Retour à la case départ, ou prix Nobel de la paix sociale ? En Égypte et en Tunisie, deux faces du maintien de l’ordre

Mis en ligne le 18 janvier 2021 Convergences Monde

Retour à la case départ en Égypte, disent certains ?

Puisqu’après un intermède de partage du pouvoir entre chefs de l’armée et parti des Frères musulmans, avec un président islamiste, Mohamed Morsi, élu en juin 2012 et destitué en juillet 2013, l’armée a repris, par un coup de force, le contrôle sans partage du pouvoir, fait amnistier Moubarak (mort depuis) et fait élire son chef, le maréchal Abdel Fattah Sissi, à la présidence. Les grèves sont interdites. Des militants, et pas seulement les islamistes auxquels Sissi a fait la chasse en renversant Morsi, mais aussi des militants ouvriers et d’extrême gauche, connaissent à nouveau l’arbitraire policier et la prison. Mais la marche de la contre-révolution n’a pas pour autant éteint la flamme de la révolte puisque malgré la dictature du maréchal Sissi, l’Égypte connait aujourd’hui des mouvements sociaux (dont nous parlons dans l’article ci-dessous) qui sont à leur façon l’héritage militant de 2011.

Long et douloureux apprentissage de la démocratie en Tunisie, entend-on aussi ?

C’est la version de bien des commentateurs aujourd’hui. Douloureux sans nul doute. Avec au passage l’assassinat par des islamistes de deux militants de gauche en 2013, les répressions d’émeutes en 2016 et en 2018, dans les mêmes villes pauvres du pays que celles qui avaient été au cœur de l’explosion de janvier 2011. Quant à l’apprentissage de la démocratie, tout dépend de ce que l’on veut dire par là. Dans un article sur les dix ans du Printemps arabe, l’historien spécialiste Jean-Pierre Filiu écrit dans Mediapart  : « La Tunisie est parvenue à échapper à cette régression désastreuse [il compare à l’Égypte], d’abord parce qu’elle est la seule des républiques autoritaires dans le monde arabe à avoir été de nature policière plutôt que militaire. […] La médiation de la société civile, couronnée par le prix Nobel de la paix, a su alors concilier islamistes et nationalistes. »
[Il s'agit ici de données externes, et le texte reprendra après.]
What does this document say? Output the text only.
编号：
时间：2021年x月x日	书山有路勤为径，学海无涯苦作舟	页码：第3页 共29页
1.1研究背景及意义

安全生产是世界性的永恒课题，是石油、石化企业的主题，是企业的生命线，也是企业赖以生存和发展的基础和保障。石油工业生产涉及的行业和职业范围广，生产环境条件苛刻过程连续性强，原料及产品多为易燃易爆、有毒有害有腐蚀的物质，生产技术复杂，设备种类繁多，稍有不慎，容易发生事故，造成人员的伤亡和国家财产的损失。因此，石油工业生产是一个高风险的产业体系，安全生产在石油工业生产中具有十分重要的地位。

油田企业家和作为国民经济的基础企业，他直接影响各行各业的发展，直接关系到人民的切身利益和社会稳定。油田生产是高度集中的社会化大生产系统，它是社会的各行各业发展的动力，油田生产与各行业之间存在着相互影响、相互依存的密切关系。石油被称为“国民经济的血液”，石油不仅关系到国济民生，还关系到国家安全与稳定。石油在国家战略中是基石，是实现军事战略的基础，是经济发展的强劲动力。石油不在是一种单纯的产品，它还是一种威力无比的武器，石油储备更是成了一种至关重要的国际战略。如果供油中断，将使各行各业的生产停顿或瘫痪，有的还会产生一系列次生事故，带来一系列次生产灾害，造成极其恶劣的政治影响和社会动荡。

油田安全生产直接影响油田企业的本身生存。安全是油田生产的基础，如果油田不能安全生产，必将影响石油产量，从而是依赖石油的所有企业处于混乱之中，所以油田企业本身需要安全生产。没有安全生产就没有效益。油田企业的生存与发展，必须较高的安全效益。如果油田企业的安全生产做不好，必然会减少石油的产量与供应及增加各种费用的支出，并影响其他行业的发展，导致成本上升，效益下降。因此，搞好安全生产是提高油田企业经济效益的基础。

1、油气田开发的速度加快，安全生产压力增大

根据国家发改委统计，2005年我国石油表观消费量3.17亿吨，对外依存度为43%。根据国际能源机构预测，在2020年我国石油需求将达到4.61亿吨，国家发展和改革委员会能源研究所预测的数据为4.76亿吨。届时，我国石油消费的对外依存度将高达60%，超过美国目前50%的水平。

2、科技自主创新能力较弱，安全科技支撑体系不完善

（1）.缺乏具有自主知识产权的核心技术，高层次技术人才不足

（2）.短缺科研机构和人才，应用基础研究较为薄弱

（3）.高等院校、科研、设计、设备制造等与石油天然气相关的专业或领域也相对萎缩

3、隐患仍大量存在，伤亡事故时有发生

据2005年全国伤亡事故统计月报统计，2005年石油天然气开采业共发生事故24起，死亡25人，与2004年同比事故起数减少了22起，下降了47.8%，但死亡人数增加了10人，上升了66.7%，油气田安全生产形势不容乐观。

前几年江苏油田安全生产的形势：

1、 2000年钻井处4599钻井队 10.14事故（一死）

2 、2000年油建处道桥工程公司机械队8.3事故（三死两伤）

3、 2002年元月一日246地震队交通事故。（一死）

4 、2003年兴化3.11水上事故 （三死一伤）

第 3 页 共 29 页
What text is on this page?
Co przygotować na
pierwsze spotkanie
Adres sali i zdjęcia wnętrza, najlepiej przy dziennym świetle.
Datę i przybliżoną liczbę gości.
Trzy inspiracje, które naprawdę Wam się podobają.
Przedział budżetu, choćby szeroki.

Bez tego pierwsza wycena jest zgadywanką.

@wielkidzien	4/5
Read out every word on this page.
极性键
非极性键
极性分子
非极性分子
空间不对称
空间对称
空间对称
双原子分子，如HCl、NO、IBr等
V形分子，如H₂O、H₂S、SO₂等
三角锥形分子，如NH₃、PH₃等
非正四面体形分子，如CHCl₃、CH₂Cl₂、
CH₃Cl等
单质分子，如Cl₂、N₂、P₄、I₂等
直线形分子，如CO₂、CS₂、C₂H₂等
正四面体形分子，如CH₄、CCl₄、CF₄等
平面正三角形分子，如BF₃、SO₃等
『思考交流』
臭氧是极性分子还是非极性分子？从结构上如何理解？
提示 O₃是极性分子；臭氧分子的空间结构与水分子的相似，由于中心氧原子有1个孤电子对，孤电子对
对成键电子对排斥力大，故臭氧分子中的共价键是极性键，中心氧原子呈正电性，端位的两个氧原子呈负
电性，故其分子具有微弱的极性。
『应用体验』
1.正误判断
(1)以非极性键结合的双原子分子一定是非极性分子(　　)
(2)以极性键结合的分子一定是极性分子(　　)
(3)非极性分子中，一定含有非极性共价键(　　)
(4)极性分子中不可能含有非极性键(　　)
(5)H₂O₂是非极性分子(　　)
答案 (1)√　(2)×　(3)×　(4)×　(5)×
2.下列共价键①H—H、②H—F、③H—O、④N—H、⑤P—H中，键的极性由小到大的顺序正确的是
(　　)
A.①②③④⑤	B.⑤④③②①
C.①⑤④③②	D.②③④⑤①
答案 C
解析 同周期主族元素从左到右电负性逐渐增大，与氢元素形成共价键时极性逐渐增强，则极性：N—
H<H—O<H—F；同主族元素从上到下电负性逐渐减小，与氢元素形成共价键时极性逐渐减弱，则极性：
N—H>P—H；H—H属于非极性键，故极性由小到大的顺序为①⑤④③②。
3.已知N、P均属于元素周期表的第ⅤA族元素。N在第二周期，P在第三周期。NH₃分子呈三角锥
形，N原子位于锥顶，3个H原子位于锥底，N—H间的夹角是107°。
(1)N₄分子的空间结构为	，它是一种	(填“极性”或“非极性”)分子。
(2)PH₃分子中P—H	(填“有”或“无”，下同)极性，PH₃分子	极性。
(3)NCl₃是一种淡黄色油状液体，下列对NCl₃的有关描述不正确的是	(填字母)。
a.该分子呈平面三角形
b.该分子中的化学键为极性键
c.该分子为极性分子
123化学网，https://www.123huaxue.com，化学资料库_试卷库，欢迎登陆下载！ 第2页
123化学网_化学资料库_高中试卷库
Effectivement, l’armée n’est pas au pouvoir en Tunisie comme elle l’est en Égypte. Mais c’est la police qui tirait à vue sur les manifestants en janvier 2011, dont les chefs les plus compromis dans les tueries (contre lesquels les parents des victimes ont porté maintes plaintes) n’ont pour la plupart jamais été condamnés, tout juste mutés d’une région où on ne les connaissait que trop à une autre. Et la « nature policière » du régime est toujours là. Même si on est bien loin, évidemment, d’une dictature à la Sissi. Quant au prix Nobel de la paix, c’était un gag ou une imposture : plus exactement celui de la paix sociale, décernée en décembre 2015 au « Quartet » constitué par le syndicat UGTT, l’Union patronale, l’association des avocats et la Ligue des droits de l’homme, pour leurs efforts communs à la réconciliation entre opprimés et oppresseurs, et la relève de l’économie nationale.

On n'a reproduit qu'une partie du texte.